Cuando Eileen abrió la puerta, Geoffrey, que en ese momento subía las escaleras, gritó:

– ¡No cierres! ¡Tengo un mensaje para Elizabeth! ¿Está visible?

Elizabeth asomó la cabeza por el pasillo.

– ¿Qué ocurre?

– Alban se ha ido a casa. Creo que se convierte en calabaza a medianoche, pero…

– ¿Cuál es el mensaje? -preguntó Elizabeth.

– Ahora mismo te lo digo, querida. Es de Alban. Me ha dicho que mañana te pases por allí a las diez y te llevará a recorrer el Albantross. No con estas palabras, claro. ¿Entendido? Bien. Entonces buenas noches. -Se marchó tranquilamente a su habitación.

– ¡Gracias, Geoffrey! -gritó Elizabeth cerrando la puerta con más fuerza de la necesaria.

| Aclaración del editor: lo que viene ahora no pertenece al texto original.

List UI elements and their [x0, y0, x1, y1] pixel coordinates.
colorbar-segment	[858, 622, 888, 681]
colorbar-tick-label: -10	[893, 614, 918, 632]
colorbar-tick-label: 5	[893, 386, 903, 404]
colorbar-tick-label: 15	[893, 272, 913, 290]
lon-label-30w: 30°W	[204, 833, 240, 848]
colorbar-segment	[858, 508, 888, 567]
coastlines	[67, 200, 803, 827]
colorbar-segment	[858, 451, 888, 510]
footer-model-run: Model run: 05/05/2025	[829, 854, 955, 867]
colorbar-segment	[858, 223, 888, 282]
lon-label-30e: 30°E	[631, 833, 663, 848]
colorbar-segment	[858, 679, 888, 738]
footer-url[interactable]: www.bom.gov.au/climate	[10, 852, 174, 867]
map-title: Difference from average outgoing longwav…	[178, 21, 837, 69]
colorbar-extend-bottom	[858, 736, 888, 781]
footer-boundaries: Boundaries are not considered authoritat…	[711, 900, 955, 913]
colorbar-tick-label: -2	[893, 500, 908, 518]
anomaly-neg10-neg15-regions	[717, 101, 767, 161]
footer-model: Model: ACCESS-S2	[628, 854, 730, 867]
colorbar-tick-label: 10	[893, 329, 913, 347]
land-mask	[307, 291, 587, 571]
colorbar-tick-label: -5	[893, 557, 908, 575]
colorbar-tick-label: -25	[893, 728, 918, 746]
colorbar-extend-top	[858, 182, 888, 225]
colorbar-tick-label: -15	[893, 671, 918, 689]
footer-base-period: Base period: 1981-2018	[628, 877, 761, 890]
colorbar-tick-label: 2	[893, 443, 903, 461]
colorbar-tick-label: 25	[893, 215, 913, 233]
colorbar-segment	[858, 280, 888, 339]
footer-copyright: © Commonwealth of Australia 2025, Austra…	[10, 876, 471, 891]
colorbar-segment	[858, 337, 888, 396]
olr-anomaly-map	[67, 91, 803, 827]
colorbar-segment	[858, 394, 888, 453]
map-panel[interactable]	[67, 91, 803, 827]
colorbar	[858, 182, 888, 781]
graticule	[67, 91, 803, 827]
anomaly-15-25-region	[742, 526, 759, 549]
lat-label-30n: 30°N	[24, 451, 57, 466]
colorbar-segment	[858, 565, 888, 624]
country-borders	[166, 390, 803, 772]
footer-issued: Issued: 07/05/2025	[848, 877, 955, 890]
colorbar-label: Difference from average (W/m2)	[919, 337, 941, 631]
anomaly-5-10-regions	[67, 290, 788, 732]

Eileen Chandler no bajó inmediatamente. Apagó la luz del pasillo y se sentó en el último escalón. Se oía el monótono rumor de la televisión procedente del salón. Eileen suspiró y permaneció en silencio en la acogedora oscuridad. Algo se movió a su espalda. Se volvió bruscamente y se vio a sí misma reflejada en el espejo que había en el rellano. «No hay por qué asustarse», se dijo. Cerró los ojos y se puso a pensar en la conversación que acababa de mantener con Elizabeth. ¿Habría estado convincente? ¿Era así como se supone que hablan las novias? Nadie debía sospechar el miedo que crecía por momentos en su interior. Tenía que actuar con normalidad. Era absolutamente necesario.

Con una cauta sonrisa, se levantó y comenzó a descender la escalera.